The two Haydn symphonies are from his "Sturm und Drang" period, whose approximate dates are 1765 to 1772. Griffiths rightly cautions that we shouldn't necessarily hear these symphonies as manifestations of emotional unsettlement – either Haydn's, or in general. Haydn was an innovator, and it might be that he only wanted to create new sound-worlds in these and related symphonies, and that minor keys (generally underutilized in the Classical era) were fertile terrain for exploration. The "Farewell" Symphony needs little introduction. The story still stands that it was intended as a hint to Haydn's employer that it was time for everyone to go back to Vienna after an excessively long stay at Eszterháza. The final movement, in which the musicians stop playing and leave the stage, one by one, is justly famous. No less interesting, though, is the agitated first movement – a paragon of the "Sturm und Drang" style. The less well-known Symphony #39 is nearly as interesting, with a similarly "stressed" first movement. It goes to show, once again, that if you're a Haydn symphony, sometimes the only thing that stands between you and popularity is not having a nickname!

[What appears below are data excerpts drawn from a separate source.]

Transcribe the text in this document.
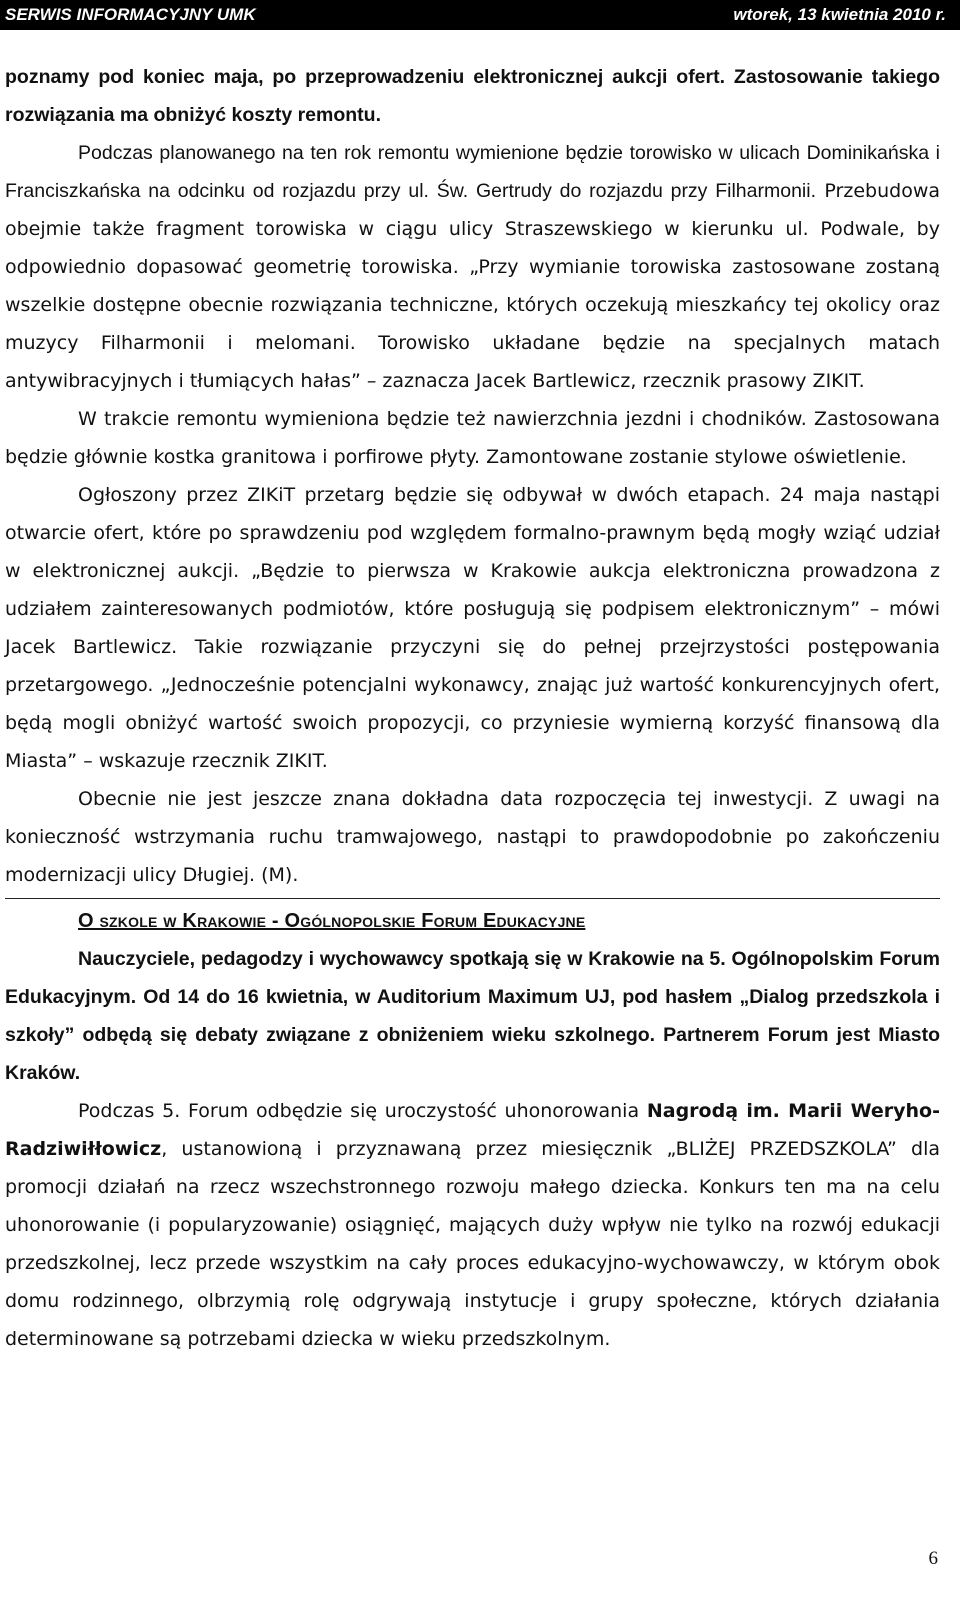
SERWIS INFORMACYJNY UMK	wtorek, 13 kwietnia 2010 r.

poznamy pod koniec maja, po przeprowadzeniu elektronicznej aukcji ofert. Zastosowanie takiego rozwiązania ma obniżyć koszty remontu.

Podczas planowanego na ten rok remontu wymienione będzie torowisko w ulicach Dominikańska i Franciszkańska na odcinku od rozjazdu przy ul. Św. Gertrudy do rozjazdu przy Filharmonii. Przebudowa obejmie także fragment torowiska w ciągu ulicy Straszewskiego w kierunku ul. Podwale, by odpowiednio dopasować geometrię torowiska. „Przy wymianie torowiska zastosowane zostaną wszelkie dostępne obecnie rozwiązania techniczne, których oczekują mieszkańcy tej okolicy oraz muzycy Filharmonii i melomani. Torowisko układane będzie na specjalnych matach antywibracyjnych i tłumiących hałas” – zaznacza Jacek Bartlewicz, rzecznik prasowy ZIKIT.

W trakcie remontu wymieniona będzie też nawierzchnia jezdni i chodników. Zastosowana będzie głównie kostka granitowa i porfirowe płyty. Zamontowane zostanie stylowe oświetlenie.

Ogłoszony przez ZIKiT przetarg będzie się odbywał w dwóch etapach. 24 maja nastąpi otwarcie ofert, które po sprawdzeniu pod względem formalno-prawnym będą mogły wziąć udział w elektronicznej aukcji. „Będzie to pierwsza w Krakowie aukcja elektroniczna prowadzona z udziałem zainteresowanych podmiotów, które posługują się podpisem elektronicznym” – mówi Jacek Bartlewicz. Takie rozwiązanie przyczyni się do pełnej przejrzystości postępowania przetargowego. „Jednocześnie potencjalni wykonawcy, znając już wartość konkurencyjnych ofert, będą mogli obniżyć wartość swoich propozycji, co przyniesie wymierną korzyść finansową dla Miasta” – wskazuje rzecznik ZIKIT.

Obecnie nie jest jeszcze znana dokładna data rozpoczęcia tej inwestycji. Z uwagi na konieczność wstrzymania ruchu tramwajowego, nastąpi to prawdopodobnie po zakończeniu modernizacji ulicy Długiej. (M).

O szkole w Krakowie - Ogólnopolskie Forum Edukacyjne

Nauczyciele, pedagodzy i wychowawcy spotkają się w Krakowie na 5. Ogólnopolskim Forum Edukacyjnym. Od 14 do 16 kwietnia, w Auditorium Maximum UJ, pod hasłem „Dialog przedszkola i szkoły” odbędą się debaty związane z obniżeniem wieku szkolnego. Partnerem Forum jest Miasto Kraków.

Podczas 5. Forum odbędzie się uroczystość uhonorowania Nagrodą im. Marii Weryho-Radziwiłłowicz, ustanowioną i przyznawaną przez miesięcznik „BLIŻEJ PRZEDSZKOLA” dla promocji działań na rzecz wszechstronnego rozwoju małego dziecka. Konkurs ten ma na celu uhonorowanie (i popularyzowanie) osiągnięć, mających duży wpływ nie tylko na rozwój edukacji przedszkolnej, lecz przede wszystkim na cały proces edukacyjno-wychowawczy, w którym obok domu rodzinnego, olbrzymią rolę odgrywają instytucje i grupy społeczne, których działania determinowane są potrzebami dziecka w wieku przedszkolnym.

6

Isang Yun (1917-95) had quite a life. Born in Korea, he studied extensively in Germany, and was residing in that country in the 1960s when his homeland's secret police abducted him and took him back to South Korea, tortured him, and sentenced him to life imprisonment, supposedly for espionage. Thanks to the efforts of Western musicians, he was freed and released two years later, although he was prohibited from entering South Korea ever again. He wrote five symphonies (all in the 1980s), and two chamber symphonies (ditto). The first of the latter, recorded here, is scored for two oboes, two horns, and strings – a Haydn-ish orchestra, although the four wind instruments play a very prominent role. The work is in a single movement. Still, the music changes its pulse and character several times to give the rough impression of a three-movement work. The Chamber Symphony is an interesting and seamless conflation of Western and Eastern languages. A hint of the exotic, for example, is given by the almost obsessive insistence on rising two-note figures. Its mood is strange and unsettled, but not really disturbed. It is as if the music has its own intelligence, and is probing the world surrounding it, reacting to it, and forging ahead.
Given the juxtaposition of Haydn and Yun, it should come as no surprise that the Munich Chamber Orchestra plays on modern instruments. Their performance of the two Haydn symphonies is stylish and totally satisfactory, with no surprises one way or the other. (That would be a different Haydn symphony!) It is for the Isang Yun that I feel more inclined to praise Liebreich and the Munich Chamber Orchestra. This is a difficult work for the musicians – the wind instruments really have their work cut out for them – and I imagine that it can ramble if the conductor is not on his toes, sculpting the material and controlling the sonorities. Liebreich has convinced me, and I see more Isang Yun in my future! A church in Munich was the recording venue, and the engineers have kept the hazards inherent in such a location under control as well. In other words, great sound.